In some of the previous posts on the Modern Equipment Manufacturer, the contributors and writers have laid out some of the benefits that original equipment manufacturers (OEMs) can realize from cloud-enabling their devices. These benefits have ranged from providing better, more proactive service and repairs to equipment owners, to selling more service contracts, to helping eliminate warranty abuse.
And while my associates have done an excellent job of discussing why an OEM would want to cloud-enable their devices, they haven’t really talked about how they cloud-enable their devices.
Many of the large, industry-leading OEMs out there have elected to do it themselves. They’ve hired teams of engineers and developers and given them budgets and resources to create gateways and other tools that enable their devices to connect to networks and, subsequently, the cloud.
And that’s great for the big companies. But how many OEMs can really afford to do that?
How many small and medium-sized OEMs can bring on a team of dedicated engineers and developers to enable this capability? How many can dedicate budget dollars to cover their salaries and pay for the cloud servers and other tools that they’ll need to bring the capability from conception to reality?
From my time in the industry, I can confidently say that very few can make that kind of investment.
So, what does that mean for the small and medium-sized OEM? Does that mean that they can’t begin harvesting the data being generated by their equipment in the field? Does that mean that they can’t benefit from the knowledge about how their equipment is operating? Does that mean that they have to forfeit the benefits that cloud-enabled equipment and data analysis can deliver when it comes to developing new products and servicing their customers’ equipment?
No. Because there are other tools and pathways that can democratize the cloud and open the door to the cloud for these OEMs, even if their bank accounts aren’t on par with those of the big, internationally-known OEMs and global brands.

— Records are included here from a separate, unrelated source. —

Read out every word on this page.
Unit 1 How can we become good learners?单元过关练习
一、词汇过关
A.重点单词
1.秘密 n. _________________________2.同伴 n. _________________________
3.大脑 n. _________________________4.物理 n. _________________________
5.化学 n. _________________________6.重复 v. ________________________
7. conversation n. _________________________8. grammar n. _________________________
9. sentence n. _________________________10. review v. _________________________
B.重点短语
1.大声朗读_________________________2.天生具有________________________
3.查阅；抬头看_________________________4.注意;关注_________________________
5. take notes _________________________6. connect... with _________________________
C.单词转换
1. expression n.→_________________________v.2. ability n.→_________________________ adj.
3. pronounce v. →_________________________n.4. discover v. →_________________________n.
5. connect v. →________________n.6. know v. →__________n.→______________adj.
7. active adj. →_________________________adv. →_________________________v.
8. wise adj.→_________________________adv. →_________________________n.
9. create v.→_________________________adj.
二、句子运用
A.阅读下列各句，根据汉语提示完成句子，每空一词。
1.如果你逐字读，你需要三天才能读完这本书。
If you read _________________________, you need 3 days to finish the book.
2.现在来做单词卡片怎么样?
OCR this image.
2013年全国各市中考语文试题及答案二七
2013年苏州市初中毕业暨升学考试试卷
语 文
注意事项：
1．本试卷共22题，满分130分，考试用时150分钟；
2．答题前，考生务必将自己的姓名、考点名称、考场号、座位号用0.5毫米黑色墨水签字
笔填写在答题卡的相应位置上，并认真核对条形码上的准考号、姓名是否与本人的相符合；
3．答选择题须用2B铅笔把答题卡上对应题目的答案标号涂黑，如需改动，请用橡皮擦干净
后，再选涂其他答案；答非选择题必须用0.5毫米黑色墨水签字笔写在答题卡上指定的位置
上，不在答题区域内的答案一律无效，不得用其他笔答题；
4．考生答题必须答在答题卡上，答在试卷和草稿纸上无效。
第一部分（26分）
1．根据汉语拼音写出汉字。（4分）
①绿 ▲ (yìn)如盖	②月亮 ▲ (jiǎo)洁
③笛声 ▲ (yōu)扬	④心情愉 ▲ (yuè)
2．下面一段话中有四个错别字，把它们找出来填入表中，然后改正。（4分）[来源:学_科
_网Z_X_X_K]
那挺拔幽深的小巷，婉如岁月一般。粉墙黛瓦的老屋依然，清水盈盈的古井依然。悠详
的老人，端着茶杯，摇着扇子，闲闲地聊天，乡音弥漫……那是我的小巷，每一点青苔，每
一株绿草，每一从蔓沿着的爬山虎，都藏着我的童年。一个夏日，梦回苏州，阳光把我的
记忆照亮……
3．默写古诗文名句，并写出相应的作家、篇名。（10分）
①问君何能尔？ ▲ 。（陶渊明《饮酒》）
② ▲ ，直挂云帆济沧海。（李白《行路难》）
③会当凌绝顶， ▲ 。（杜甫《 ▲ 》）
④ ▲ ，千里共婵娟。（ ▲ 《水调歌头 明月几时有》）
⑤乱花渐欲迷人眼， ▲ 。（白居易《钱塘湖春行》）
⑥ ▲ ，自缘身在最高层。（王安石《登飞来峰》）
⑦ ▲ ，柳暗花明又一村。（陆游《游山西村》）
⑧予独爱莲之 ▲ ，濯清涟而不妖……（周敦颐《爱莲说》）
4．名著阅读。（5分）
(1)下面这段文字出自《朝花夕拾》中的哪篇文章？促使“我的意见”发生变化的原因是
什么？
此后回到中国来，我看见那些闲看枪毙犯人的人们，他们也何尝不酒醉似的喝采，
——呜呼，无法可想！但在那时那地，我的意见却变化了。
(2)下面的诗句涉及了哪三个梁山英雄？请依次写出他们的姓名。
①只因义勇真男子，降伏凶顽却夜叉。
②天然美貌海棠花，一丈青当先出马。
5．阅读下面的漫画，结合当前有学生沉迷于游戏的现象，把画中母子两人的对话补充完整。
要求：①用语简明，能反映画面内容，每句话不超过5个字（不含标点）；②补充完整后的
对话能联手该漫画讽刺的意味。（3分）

Let’s look at two of them.
The ever-expanding cloud ecosystem
Cloud computing is big business. There is an ever-increasing universe of cloud providers owned by the world’s largest tech powerhouses that are competing for the infrastructure dollars of companies – including Amazon Web Services (AWS), Microsoft’s Azure, Google Cloud and IBM Cloud.
In an attempt to differentiate themselves and gain an advantage in the increasingly competitive and commoditized cloud market, these companies are constantly developing new cloud tools and applications. From machine learning and AI tools to big data and data analytics tools, these cloud providers are constantly developing new solutions to help give their users more functionality and capability right out of the box.
With the cloud becoming so pervasive across so many markets and industries, some of these cloud providers have begun developing applications and tools for specific industries. Some are even beginning to launch IIOT and “Cloud with a Purpose” tools designed to help equipment owners and OEMs cloud-enable their devices and harvest data from them.
This is a much more economical solution for OEMs than hiring a development team and bringing cloud capabilities to bear internally. However, it’s not all positive.
Some technical know-how is still needed to implement and integrate these solutions in an OEM’s equipment. Also, these solutions are effectively cloud tools that have been developed by cloud companies for OEMS. The individuals that have developed these tools most likely lack a deep knowledge of OEMs, the equipment manufacturing industry and the requirements that these organizations have.
This means that the solutions may not completely fill organizational needs and requirements.
However, there is yet another solution for small and medium-sized OEMs looking to cloud-enable their equipment – gateways developed by companies with long histories of servicing the OEM market.
They know you because they are you
A number of companies with deep industry knowledge and experience working with OEMs have begun developing gateways and other cloud-enabling tools that OEMs can use to get their devices in the field connected to the cloud and begin harvesting their data.
The gateways being developed by these companies can be easily integrated into both new equipment, and equipment that’s already installed in the field. They can be integrated without a team of developers and engineers. Also, in contrast to tools being built by and within cloud vendors, these gateways are built to work across multiple protocols and to meet the specific needs and requirements of OEMs.
Tools like these are the real leaders when it comes to democratizing the cloud for small and medium-sized OEMs. They’re built specifically for equipment manufacturers, require little cloud knowledge or expertise, and don’t require significant investment into new staff resources that are knowledgeable in development and the cloud.
The benefits of the cloud shouldn’t be limited to the large OEMs that can afford to staff up with dedicated teams of developers, engineers and cloud experts. The cloud can be a game-changing tool for all OEMs, regardless of size, and gateways – such as the ones offered by Sierra Monitor – are the best path to the cloud for OEMs that may struggle to find their way themselves.